Saturn’s rings may not be that young, their fresh complexion the result of a mechanism that would prevent them from turning brown due to micrometeorite pollution, according to a study published Monday.

Saturn, the gas giant of the solar system, was born with the other planets more than four billion years ago. But its rings are only 100 to 400 million years old according to recent studies, recalls that published in Nature Geoscience.

The estimates are based in particular on the observation that the planet’s rings retain a strong reflective power, even though they are constantly bombarded by micrometeorites which are ultimately supposed to dull their shine.

The bombardment was precisely measured by the Cassini-Huygens probe, which spent thirteen years in orbit around Saturn, until 2017. Despite this, little is still known about its rings.

Observed in the 17th century by the Dutch astronomer Huygens, after Galileo, they form a thin disk, made up essentially of water ice and a few minerals, and extending in several rings up to approximately 80,000 km from the planet.

“One of Cassini’s main conclusions is that the rings should be young because they don’t seem very polluted,” Gustavo Madeira, a postdoctoral fellow at the Institut de Physique du Globe in and co-author of the paper, told AFP. ‘study.

Hence this predominantly grey-yellow hue, which would reflect the fact that the rings “accrete”, as astronomers say, a significant quantity of micrometeorites which dirty the original ice.

Pollution resistance

But the study led by Ryuki Hyodo, a researcher at the Tokyo Institute of Science, suggests that “the apparent youth of Saturn’s rings results from resistance to pollution, rather than indicating a young age of formation “.

The model he developed simulates the impact of micrometeorites on pieces of ice or silica in the rings.

In this scenario, the velocity of the particle is typically 30 km/s, or more than 100,000 km/h. The shock would then release enough energy to vaporize the micrometeorite as well as part of its target.

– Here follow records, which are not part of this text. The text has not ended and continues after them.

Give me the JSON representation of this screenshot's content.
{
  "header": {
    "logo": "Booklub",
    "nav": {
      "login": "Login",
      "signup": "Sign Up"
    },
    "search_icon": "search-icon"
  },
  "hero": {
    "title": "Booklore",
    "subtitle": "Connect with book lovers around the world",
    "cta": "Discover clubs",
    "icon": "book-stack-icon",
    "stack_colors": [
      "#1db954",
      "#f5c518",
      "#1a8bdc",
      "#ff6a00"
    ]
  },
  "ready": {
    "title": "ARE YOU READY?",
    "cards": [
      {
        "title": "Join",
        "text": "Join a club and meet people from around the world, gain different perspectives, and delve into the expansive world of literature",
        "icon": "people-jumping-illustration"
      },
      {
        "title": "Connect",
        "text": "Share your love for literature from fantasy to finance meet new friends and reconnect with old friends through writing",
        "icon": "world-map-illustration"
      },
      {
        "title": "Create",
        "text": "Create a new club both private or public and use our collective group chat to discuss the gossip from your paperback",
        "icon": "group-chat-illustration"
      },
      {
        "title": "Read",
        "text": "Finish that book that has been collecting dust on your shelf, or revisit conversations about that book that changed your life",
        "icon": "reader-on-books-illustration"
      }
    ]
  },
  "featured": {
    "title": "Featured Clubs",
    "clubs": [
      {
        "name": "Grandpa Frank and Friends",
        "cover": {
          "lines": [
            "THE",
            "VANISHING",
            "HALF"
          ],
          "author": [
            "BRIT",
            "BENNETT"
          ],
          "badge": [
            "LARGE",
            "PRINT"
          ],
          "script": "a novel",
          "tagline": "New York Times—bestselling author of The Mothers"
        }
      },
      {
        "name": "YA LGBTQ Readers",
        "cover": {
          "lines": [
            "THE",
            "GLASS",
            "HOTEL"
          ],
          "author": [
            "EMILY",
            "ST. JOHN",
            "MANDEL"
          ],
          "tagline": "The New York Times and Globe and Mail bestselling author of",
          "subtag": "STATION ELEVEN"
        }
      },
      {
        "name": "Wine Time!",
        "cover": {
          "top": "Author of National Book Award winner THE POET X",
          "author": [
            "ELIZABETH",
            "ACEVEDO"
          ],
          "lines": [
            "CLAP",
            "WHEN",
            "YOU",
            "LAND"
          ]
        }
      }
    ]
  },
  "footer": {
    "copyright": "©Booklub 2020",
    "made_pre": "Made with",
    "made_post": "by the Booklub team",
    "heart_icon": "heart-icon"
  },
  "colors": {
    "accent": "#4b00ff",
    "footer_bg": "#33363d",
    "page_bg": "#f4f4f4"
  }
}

As for the nanoparticles resulting from the impact, they would be evacuated under the impulse of the planet’s magnetic field, then captured in its atmosphere or released into space.

The phenomenon would thus make it possible to protect the rings from micrometeorite pollution, and to preserve a sort of eternal youth.

The remaining problem is that “for example we do not know the initial composition of Saturn’s rings”, at the time of their formation, notes Gustavo Madeira. “We assume that it was ice, but in fact we know nothing,” he adds.

Planetologists assume that they come from either pieces of comets, asteroids or even ancient moons of Saturn. So much uncertainty means that the debate on the age of the rings is not ready to die down.

To close it, it would ideally be necessary to “collect samples of the rings to analyze their properties”, dreams Mr. Madeira.